Cooking On The Fly
Eating
healthy is not hard. If left to my own devices I would probably eat sautéed
vegetables with pasta or rice every day. It is easy, fast and inexpensive. And
it is simple to change the flavor with different herbs, spices and sauces. Your can use frozen or canned vegetables and dried
beans.
During
those times when my husband is on travel, that is how I eat. For the most part,
however, he is more of a dining traditionalist with a preference for having
meat as a main course with a starch and salad or vegetable. Since he does most
of the cooking, I just go with the flow.
My
culinary preferences are based upon Chinese and Italian cooking styles - which
rely upon utilizing whatever fruits and vegetables are in season or readily
available. And, I am an unapologetic fan
of carbs and never tire of rice and pasta.
And garlic.
And
many dishes can be readily thrown together with items that are already on hand.

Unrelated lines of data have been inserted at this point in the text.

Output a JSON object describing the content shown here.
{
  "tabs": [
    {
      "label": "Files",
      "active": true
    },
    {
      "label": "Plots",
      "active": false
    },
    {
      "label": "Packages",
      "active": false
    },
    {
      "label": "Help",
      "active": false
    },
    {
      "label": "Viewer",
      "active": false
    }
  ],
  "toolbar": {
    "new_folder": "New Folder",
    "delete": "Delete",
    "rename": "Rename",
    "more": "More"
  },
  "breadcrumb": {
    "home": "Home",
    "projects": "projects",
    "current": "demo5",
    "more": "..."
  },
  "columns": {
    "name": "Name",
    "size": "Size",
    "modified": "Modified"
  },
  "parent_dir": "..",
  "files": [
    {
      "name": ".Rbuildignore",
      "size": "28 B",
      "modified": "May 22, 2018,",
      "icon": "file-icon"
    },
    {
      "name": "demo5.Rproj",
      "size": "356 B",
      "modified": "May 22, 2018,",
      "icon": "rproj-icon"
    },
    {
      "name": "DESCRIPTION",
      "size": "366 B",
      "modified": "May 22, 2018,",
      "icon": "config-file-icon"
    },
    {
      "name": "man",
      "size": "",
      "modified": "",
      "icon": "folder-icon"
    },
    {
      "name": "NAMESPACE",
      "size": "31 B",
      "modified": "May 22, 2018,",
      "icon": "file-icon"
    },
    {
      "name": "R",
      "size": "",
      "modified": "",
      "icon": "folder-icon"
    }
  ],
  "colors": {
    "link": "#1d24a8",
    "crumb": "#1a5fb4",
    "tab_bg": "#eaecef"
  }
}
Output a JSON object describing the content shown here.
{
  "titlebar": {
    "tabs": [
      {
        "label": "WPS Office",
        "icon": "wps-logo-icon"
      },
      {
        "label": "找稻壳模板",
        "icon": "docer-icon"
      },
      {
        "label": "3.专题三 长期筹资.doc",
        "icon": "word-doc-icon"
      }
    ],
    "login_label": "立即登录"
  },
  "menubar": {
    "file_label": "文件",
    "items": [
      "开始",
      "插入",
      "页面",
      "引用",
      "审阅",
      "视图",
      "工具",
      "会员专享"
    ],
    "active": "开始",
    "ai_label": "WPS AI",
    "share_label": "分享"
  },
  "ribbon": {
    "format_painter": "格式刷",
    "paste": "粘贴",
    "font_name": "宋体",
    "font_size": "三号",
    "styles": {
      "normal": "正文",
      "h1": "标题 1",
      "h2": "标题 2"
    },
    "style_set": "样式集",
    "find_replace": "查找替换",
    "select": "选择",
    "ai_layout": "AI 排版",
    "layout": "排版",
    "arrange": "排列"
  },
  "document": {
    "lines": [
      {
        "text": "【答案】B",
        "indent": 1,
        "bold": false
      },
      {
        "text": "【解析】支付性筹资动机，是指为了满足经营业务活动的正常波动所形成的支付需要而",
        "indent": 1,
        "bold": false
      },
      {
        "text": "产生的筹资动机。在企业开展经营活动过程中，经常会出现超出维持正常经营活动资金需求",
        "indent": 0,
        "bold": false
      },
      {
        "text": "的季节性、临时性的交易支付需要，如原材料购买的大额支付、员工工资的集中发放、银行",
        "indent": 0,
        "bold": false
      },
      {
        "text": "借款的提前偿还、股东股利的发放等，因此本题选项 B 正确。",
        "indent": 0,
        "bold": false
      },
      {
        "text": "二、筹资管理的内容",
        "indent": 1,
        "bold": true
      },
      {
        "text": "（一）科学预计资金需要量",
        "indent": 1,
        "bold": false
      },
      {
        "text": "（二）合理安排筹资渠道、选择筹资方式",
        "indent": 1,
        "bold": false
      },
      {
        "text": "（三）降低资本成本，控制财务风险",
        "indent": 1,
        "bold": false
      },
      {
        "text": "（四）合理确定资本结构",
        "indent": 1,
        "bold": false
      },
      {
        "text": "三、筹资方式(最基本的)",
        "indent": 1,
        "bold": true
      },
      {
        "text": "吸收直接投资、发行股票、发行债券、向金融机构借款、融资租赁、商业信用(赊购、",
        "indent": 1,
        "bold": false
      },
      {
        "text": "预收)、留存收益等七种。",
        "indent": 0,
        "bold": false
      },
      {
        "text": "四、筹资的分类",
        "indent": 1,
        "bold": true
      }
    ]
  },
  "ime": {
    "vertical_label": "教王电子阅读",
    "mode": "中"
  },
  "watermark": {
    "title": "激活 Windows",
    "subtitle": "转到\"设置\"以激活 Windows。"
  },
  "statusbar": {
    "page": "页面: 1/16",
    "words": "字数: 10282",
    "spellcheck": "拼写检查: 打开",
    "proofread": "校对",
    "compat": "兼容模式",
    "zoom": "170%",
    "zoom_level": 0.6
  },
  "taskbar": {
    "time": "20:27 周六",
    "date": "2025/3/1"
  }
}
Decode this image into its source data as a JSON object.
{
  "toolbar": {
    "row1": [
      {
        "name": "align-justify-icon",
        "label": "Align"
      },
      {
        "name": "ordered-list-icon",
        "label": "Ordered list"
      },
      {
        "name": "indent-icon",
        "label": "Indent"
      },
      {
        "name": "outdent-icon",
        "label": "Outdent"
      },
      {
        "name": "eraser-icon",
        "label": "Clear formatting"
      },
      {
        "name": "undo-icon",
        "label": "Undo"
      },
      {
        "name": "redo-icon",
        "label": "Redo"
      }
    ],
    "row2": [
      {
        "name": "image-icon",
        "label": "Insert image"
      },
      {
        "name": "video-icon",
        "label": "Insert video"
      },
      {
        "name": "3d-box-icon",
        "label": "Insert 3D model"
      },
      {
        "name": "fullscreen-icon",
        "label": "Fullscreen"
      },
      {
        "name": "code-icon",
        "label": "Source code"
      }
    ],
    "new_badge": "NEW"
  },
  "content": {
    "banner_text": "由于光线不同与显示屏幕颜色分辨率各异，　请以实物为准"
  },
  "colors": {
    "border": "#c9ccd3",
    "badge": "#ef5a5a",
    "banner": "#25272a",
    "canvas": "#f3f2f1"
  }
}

I hadn’t planned on cooking this evening. About 7:00 pm my husband, who has been
working on finishing his observatory, popped in and said he and his friend were
going to keep working and asked if I’d run into the store to buy bacon so he could
make spaghetti carbonara for dinner. I
really wasn’t in the mood to drive 20 minutes round trip to the grocery for
bacon or to eat cabonara. So, I said I would throw something together.
Since
I’d made an abundance of pesto from our summer basil harvest and had frozen
several batches, I knew something fabulous was possible on short notice. A
quick check of the freezer and I spied a package of tiger shrimp. We always
have on hand olive oil, fresh garlic and a selection of cheeses. For me, dinner
was a no brainer.
So a
mere 20 minutes later, we had a fabulous concoction of steamed shrimp tossed
with olive oil, extra garlic, lemon juice, rotini, basil/walnut pesto and
grated padano cheese. Fast, healthy, tasty, and easy.
Really,
I could eat this everyday – eliminate or substitute the shrimp with smoked
salmon (really!) or chicken, add asparagus or broccoli or shredded carrots, add
olives or artichokes or chopped mushrooms, some chilies, and onion, tomatoes, more
garlic…. the possibilities are endless mixed with pasta, rice or beans.